Norwood Vann

No. 51, 50
- Position: Linebacker

Personal information
- Born: February 18, 1962 (age 64) Philadelphia, Pennsylvania, U.S.
- Listed height: 6 ft 1 in (1.85 m)
- Listed weight: 228 lb (103 kg)

Career information
- College: East Carolina
- NFL draft: 1984: 10th round, 253rd overall pick

Career history
- Los Angeles Rams (1984–1987); Los Angeles Raiders (1988); Buffalo Bills (1989)*;
- * Offseason or practice squad member only

Career NFL statistics
- Fumble recoveries: 7
- Safeties: 1
- Stats at Pro Football Reference

= Norwood Vann =

American football player (born 1962)

Norwood Vann (born February 18, 1962) is an American former professional football player who played five seasons with the Los Angeles Rams and Los Angeles Raiders of the National Football League (NFL) in the early 1980s. He played college football for the East Carolina Pirates.

==College career==
A member of the famed 1983 East Carolina Pirates, in his senior year, Vann started at tight end and earned the team's "Clutch Player Award".

- Second-team All-South Independent (1983)

==Professional career==
Drafted by the Rams in the 10th round with the 253rd pick of the 1984 NFL draft.
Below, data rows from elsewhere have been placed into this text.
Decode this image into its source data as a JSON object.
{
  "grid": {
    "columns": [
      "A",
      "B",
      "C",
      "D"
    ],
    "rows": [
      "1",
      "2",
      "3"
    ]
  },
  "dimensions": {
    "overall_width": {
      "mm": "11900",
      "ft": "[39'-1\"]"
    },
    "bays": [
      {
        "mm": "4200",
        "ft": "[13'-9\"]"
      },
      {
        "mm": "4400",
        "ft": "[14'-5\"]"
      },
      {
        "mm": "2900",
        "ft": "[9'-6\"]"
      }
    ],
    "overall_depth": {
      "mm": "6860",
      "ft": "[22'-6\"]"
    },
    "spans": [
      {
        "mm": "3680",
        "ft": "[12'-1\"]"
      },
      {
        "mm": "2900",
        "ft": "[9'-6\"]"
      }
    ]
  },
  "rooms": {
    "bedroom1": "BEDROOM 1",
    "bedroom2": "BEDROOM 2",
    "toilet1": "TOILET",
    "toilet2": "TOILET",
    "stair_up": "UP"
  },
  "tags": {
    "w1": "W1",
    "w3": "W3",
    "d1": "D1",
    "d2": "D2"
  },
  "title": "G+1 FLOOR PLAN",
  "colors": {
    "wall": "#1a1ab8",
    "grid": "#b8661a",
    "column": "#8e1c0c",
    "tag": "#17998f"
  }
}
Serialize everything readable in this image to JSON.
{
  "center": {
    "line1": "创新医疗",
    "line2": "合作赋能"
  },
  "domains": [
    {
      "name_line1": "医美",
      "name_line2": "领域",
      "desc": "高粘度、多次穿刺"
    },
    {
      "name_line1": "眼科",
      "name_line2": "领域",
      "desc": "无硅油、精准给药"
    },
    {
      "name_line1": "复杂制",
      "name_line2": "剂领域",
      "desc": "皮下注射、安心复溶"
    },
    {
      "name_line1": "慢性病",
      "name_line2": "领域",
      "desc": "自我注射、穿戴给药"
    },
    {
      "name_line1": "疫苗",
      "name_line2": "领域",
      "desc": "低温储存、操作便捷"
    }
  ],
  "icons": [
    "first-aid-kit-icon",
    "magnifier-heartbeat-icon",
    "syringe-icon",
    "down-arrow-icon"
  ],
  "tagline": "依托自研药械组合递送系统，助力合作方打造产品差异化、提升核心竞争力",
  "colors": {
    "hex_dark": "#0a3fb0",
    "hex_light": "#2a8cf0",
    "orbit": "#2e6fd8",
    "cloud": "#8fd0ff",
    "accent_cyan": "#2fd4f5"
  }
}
Vann played five NFL seasons as a backup and special teams linebacker, tying for the league lead in safeties in his 1984 rookie year with one. Vann recovered seven fumbles over his four years with the Rams and then became a Los Angeles Raider in 1988. He played one game for the Raiders and later was involved in the Buffalo Bills organization but did not play for the Bills.

=="Let's Ram It"==
During his professional career, Vann made an energetic appearance in the 1986 Rams' promotional video, "Let's Ram It" by The Rammers, in which he is one of the first five featured soloists, along with Jackie Slater, Nolan Cromwell, Gary Jeter, and Dennis Harrah. Following Jeter's segment, Vann's verse went: "This is limousine Woody, my moves are like dreams, they call me the demon on the special teams. I know how to rock from the toes to the head, when I pull the trigger, I'll knock you dead", leading into Dennis Harrah's "Mountain Man"-themed verse.

Vann, possibly due to his athletic dance moves, was also featured prominently as one of the five players in the front line during the song's chorus segments, alongside NFL Hall of Famer Eric Dickerson, four-time Pro Bowler Nolan Cromwell, and two-time Pro Bowlers David "Big Daddy" Hill and LeRoy Irvin, all players with considerably longer and more successful NFL careers than Vann.

==Post-NFL==
Following his release from the Bills organization, Vann played in the CFL for the Toronto Argonauts for several seasons, before retiring and returning to East Carolina to complete his undergraduate degree in communications in 1995.

In 1999, following the completion of his playing career, college teammate Reggie Branch compared some of his Washington Redskins Super Bowl-winning teammates to those at East Carolina, mentioning Vann specifically by name.

In 1999, Vann was also inducted into the East Carolina Pirates hall of fame.

He now resides in Virginia and works for the South Boston Dollar General Distribution Plant as shipping supervisor.